Trystan was sure he’d locked the gate and barred the doors, but the quiet sounds of sobbing coming from his office shattered his belief. His body froze as fear coursed through his veins. The delayed tingle of adrenaline freed his limbs and he shrugged off the mounting anxiety to tiptoe his way to the bedroom door. He paused and listened.  The voice was definitely a woman’s and the sniffling was accompanied by sounds of choking. Alarmed, he took the last few brave steps and switched on the lights of the adjacent room.

He scanned the room for signs of life, but there were none. It was as empty as he’d left it before he’d turned in for the night. Becoming increasingly disturbed, he walked the length and breadth of the room, trying to find the distressed lady, but it appeared as if she didn’t exist. He rubbed his eyes to shake off the sleepiness. The room went quiet for a minute and he could hear his pulse quicken. Just as it reached a crescendo, the crying started again, interspersed with high-pitched wails this time. Trystan backed off and pinched himself, but the scene in front of his eyes didn’t change.


Hard to believe that so little is 200 words, right? I’m planning to write 10,000 for my Camp NaNo project and I hope to accomplish that as well. It’s not a tall order, but finding time for writing is.

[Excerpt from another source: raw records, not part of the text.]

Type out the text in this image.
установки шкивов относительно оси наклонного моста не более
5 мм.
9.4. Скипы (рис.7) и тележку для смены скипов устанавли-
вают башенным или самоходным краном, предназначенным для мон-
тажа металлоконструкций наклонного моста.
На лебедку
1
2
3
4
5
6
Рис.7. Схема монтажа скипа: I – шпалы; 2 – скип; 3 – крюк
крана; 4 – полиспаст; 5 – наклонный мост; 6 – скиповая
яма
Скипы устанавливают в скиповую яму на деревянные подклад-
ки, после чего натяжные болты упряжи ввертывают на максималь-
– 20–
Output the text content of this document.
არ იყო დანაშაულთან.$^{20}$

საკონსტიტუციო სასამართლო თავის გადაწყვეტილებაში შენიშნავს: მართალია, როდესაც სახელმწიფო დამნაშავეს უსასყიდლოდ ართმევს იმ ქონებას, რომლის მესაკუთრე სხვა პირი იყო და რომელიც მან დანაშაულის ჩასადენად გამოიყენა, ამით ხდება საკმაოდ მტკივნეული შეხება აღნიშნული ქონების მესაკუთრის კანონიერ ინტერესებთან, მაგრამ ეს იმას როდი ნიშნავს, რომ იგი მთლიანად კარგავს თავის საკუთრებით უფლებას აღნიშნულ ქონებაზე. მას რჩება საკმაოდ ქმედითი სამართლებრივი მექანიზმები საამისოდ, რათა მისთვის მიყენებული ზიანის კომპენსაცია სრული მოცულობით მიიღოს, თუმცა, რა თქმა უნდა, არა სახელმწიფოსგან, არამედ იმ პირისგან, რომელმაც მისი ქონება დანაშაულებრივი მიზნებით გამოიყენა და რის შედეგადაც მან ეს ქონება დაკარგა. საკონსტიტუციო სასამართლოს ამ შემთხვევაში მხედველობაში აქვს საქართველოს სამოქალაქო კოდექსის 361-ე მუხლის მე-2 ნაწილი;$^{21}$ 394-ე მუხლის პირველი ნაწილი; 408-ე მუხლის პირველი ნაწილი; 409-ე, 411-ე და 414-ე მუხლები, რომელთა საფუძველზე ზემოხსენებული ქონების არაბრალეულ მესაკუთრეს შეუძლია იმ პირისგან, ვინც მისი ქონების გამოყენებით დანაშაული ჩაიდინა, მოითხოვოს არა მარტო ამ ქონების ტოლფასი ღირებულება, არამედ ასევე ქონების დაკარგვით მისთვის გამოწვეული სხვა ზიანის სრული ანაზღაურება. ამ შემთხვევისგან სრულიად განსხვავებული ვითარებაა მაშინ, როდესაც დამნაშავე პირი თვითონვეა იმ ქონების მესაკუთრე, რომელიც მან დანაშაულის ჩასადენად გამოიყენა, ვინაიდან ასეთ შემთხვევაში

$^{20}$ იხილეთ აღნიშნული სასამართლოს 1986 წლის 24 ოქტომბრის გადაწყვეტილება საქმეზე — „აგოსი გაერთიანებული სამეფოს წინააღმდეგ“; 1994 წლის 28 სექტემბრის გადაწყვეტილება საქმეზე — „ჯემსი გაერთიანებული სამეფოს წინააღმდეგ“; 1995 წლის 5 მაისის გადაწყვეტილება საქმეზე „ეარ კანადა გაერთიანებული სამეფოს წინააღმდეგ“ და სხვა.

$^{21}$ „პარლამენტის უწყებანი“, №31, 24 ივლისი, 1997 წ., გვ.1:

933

What are your thoughts on this piece? Too little? I agree. But I have a specific question this time. How do you think the story will progress? Channel your inner Sherlock and post your answer in the comments.

5 thoughts on “Fictional Fridays #8

  1. That he “was sure he’d locked the gate and barred the doors” implies to me from the get go he is trying to keep something specific out, that not only “the scene in front of his eyes didn’t change” he wasn’t entirely surprised by it, he was fearing its arrival (or even return). I would throw out there what he sees is a haunting manifestation of a terrible deed he had done. Is it real? or just an illusion created by his severe guilt?

    Liked by 1 person

    • Very astute observations! I’m so glad that you took the time to read it and analyse it. Thank you. 🙂
      I’d say about 80% of it is spot on. I’ll be answering the questions you’ve posed in the next in installment, so watch out for more next Friday.